Menurut Eco (1979), dalam The Role of the Readers, sebuah teks sering kali ditafsirkan pembacanya secara beda jika dibandingkan dengan maksud pengarangnya. Namun, ada kalanya pengarang tidak memperhitungkan kemungkinan itu. Pengarang biasanya hanya memikirkan pembaca pada umumnya (average reader). Teks-teks yang secara jelas bertujuan memunculkan respons yang tepat/persis pada pembacanya dapat disebut sebagai teks tertutup (closed text). Contoh teks semacam ini adalah karangan Sidney Sheldon tadi, yang dapat kita perluas dengan karya sastra didaktis dan populer. Karena ada teks tertutup, maka logikanya pasti ada teks terbuka. Teks terbuka tidak disusun seketat teks tertutup karena respons dan interpretasi pembaca dapat menelurkan pembaca yang baik (good reader)—bukan pembaca pada umumnya (average reader). Novel Ziarah terbukti memerlukan pembaca yang baik (good reader). Meskipun telah dikupas oleh para kritikus—di sini dapat kita sebut beberapa nama: Dami N. Toda, Umar Junus, Wing Karjo, Kurnia J.R., Faruk Ht., dan Okke Zaimar— hingga kini novel tersebut masih terbuka terhadap interpretasi baru. Namun, penggolongan teks terbuka dan teks tertutup tidaklah dikhotomis dalam arti ketat dan kaku sebab yang dinamakan teks tertutup menurut Eco, justeru merupakan teks yang sangat terbuka dan melampaui batas terhadap setiap interpretasi yang mungkin. Teks tertutup memang disusun secara kaku dan ketat oleh pengarangnya. Namun, ada satu hal yang sering kali tidak direncanakan secara infleksibel, yaitu peran pembaca. Puisi “Aku”-nya Chairil Anwar merupakan satu contoh teks tertutup. Namun, siapa yang dapat mengharamkan jika ada seorang apresiator yang menginterpretasi puisi tersebut di kamarnya sambil tiduran (meskipun ini bukan puisi kamar!) dan menyangsikan aku lirik puisi tersebut sebagai pribadi Chairil Anwar sendiri? Terlebih-lebih karena apresiator tersebut memiliki wawasan yang luas tentang sejarah dan sosiologi sastra. Bukankah puisi tersebut dibacakan pertama kali oleh Chairil di depan forum yang disponsori oleh pemerintah Jepang? Jangan-jangan ini propaganda Jepang. Dengan demikian, si aku dapat saja melebihi pribadi penyairnya, malahan boleh jadi sebagai simbol semangat Asia Raya dalam bersiap diri menghadapi pasukan Sekutu!

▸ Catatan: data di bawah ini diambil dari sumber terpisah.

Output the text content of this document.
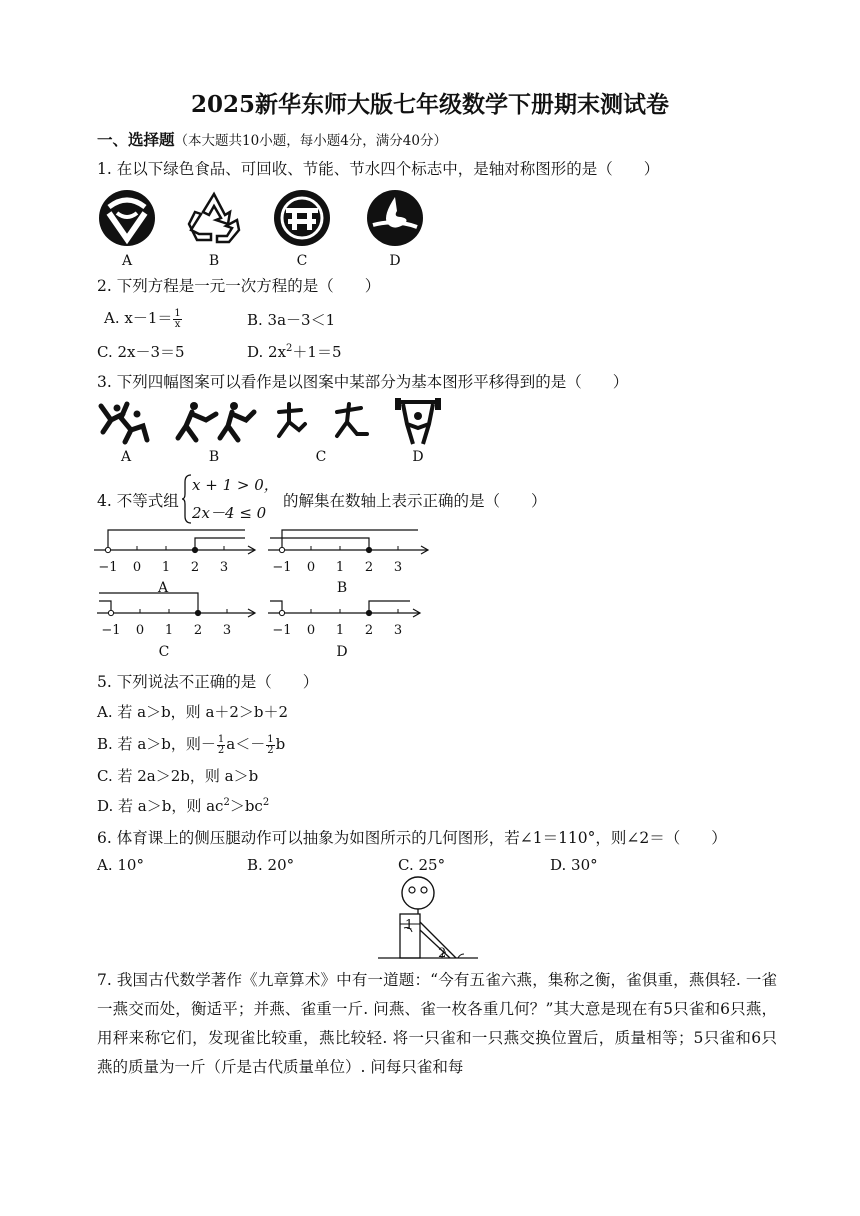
2025新华东师大版七年级数学下册期末测试卷
一、选择题（本大题共10小题，每小题4分，满分40分）
1. 在以下绿色食品、可回收、节能、节水四个标志中，是轴对称图形的是（　　）
A	B	C	D
2. 下列方程是一元一次方程的是（　　）
A. $x-1= \frac{1}{x}$	B. 3a－3＜1
C. 2x－3＝5	D. $2x^2+1=5$
3. 下列四幅图案可以看作是以图案中某部分为基本图形平移得到的是（　　）
A	B	C	D
4. 不等式组
x + 1 > 0，
2x－4 ≤ 0
的解集在数轴上表示正确的是（　　）
−1 0 1 2 3	−1 0 1 2 3
−1 0 1 2 3	−1 0 1 2 3
A	B
C	D
5. 下列说法不正确的是（　　）
A. 若 a＞b，则 a＋2＞b＋2
B. 若 a＞b，则－ $\frac{1}{2} a<- \frac{1}{2}$ b
C. 若 2a＞2b，则 a＞b
D. 若 a＞b，则 $ac^2>bc^2$
6. 体育课上的侧压腿动作可以抽象为如图所示的几何图形，若∠1＝110°，则∠2＝（　　）
A. 10°	B. 20°	C. 25°	D. 30°
1
2
7. 我国古代数学著作《九章算术》中有一道题：“今有五雀六燕，集称之衡，雀俱重，燕俱轻. 一雀一燕交而处，衡适平；并燕、雀重一斤. 问燕、雀一枚各重几何？”其大意是现在有5只雀和6只燕，用秤来称它们，发现雀比较重，燕比较轻. 将一只雀和一只燕交换位置后，质量相等；5只雀和6只燕的质量为一斤（斤是古代质量单位）. 问每只雀和每
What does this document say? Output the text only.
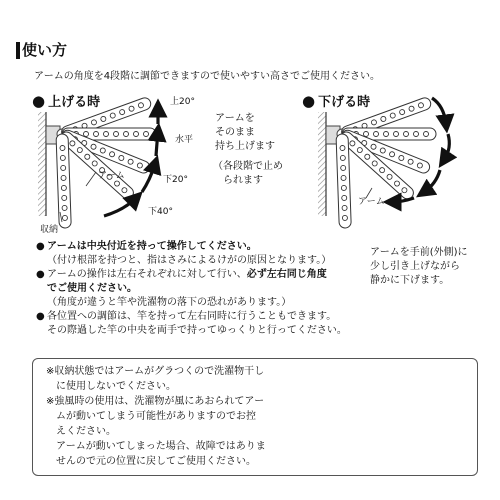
使い方
アームの角度を4段階に調節できますので使いやすい高さでご使用ください。
● 上げる時	● 下げる時
上20°
水平
下20°
下40°
アーム
収納
アームを
そのまま
持ち上げます
（各段階で止め
　られます
アーム
アームを手前(外側)に
少し引き上げながら
静かに下げます。
● アームは中央付近を持って操作してください。
（付け根部を持つと、指はさみによるけがの原因となります。）
● アームの操作は左右それぞれに対して行い、必ず左右同じ角度
でご使用ください。
（角度が違うと竿や洗濯物の落下の恐れがあります。）
● 各位置への調節は、竿を持って左右同時に行うこともできます。
その際過した竿の中央を両手で持ってゆっくりと行ってください。
※収納状態ではアームがグラつくので洗濯物干し
　に使用しないでください。
※強風時の使用は、洗濯物が風にあおられてアー
　ムが動いてしまう可能性がありますのでお控
　えください。
　アームが動いてしまった場合、故障ではありま
　せんので元の位置に戻してご使用ください。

Eco dengan jelas membedakan teks tertutup dan teks dari segi cerita (fabula). Dalam hal ini Eco mengkhususkan diri pada teks-teks naratif. Kedua novel yang kita sebut di awal tulisan ini merupakan teks naratif sehingga cerita keduanya dapat diwakili oleh kedua bagan Eco berikut:
a. fabula teks tertutup b. fabula teks terbuka



Dari kedua bagan itu tampak tonjolan-tonjolan Pg yang menggambarkan keadaan fabula masing-masing teks. Pada bagan a, pengarang menawarkan kepada pembacanya kesempatan yang terus-menerus untuk meramalkan kelanjutan cerita, namun pada langkah selanjutnya pengarang menyatakan kebenaran teksnya, yaitu melalui cerita tanpa taksa, yang mesti ditarik sebagai kebenaran teksnya. Dari penjelasan ini kita dapat menduga bahwa novel populer, khususnya novel detektif merupakan contoh adekuat untuk tipe teks tertutup.
Pada bagan b, pengarang setahap demi setahap menuntun pembaca pada keadaan pluriprobabilitas (kemungkinan ganda). Namun, ujung dari teks bukanlah keadaan akhir teks, karena pembaca diminta untuk membuat pilihan-pilihan bebas dan mere-evaluasi keseluruhan teks bedasarkan sudut pandangnya sendiri. Teks naratif demikian dapat diwakili oleh noveau roman atau teks-teks avant-garde. Dalam sastra Indonesia. Kita menemukannya pada novel Stasiun Putu Wijaya, Rafilus Budi Darma, dan sebagian besar novel karya Iwan Simatupang (Merahnya Merah, Kering, dan Ziarah)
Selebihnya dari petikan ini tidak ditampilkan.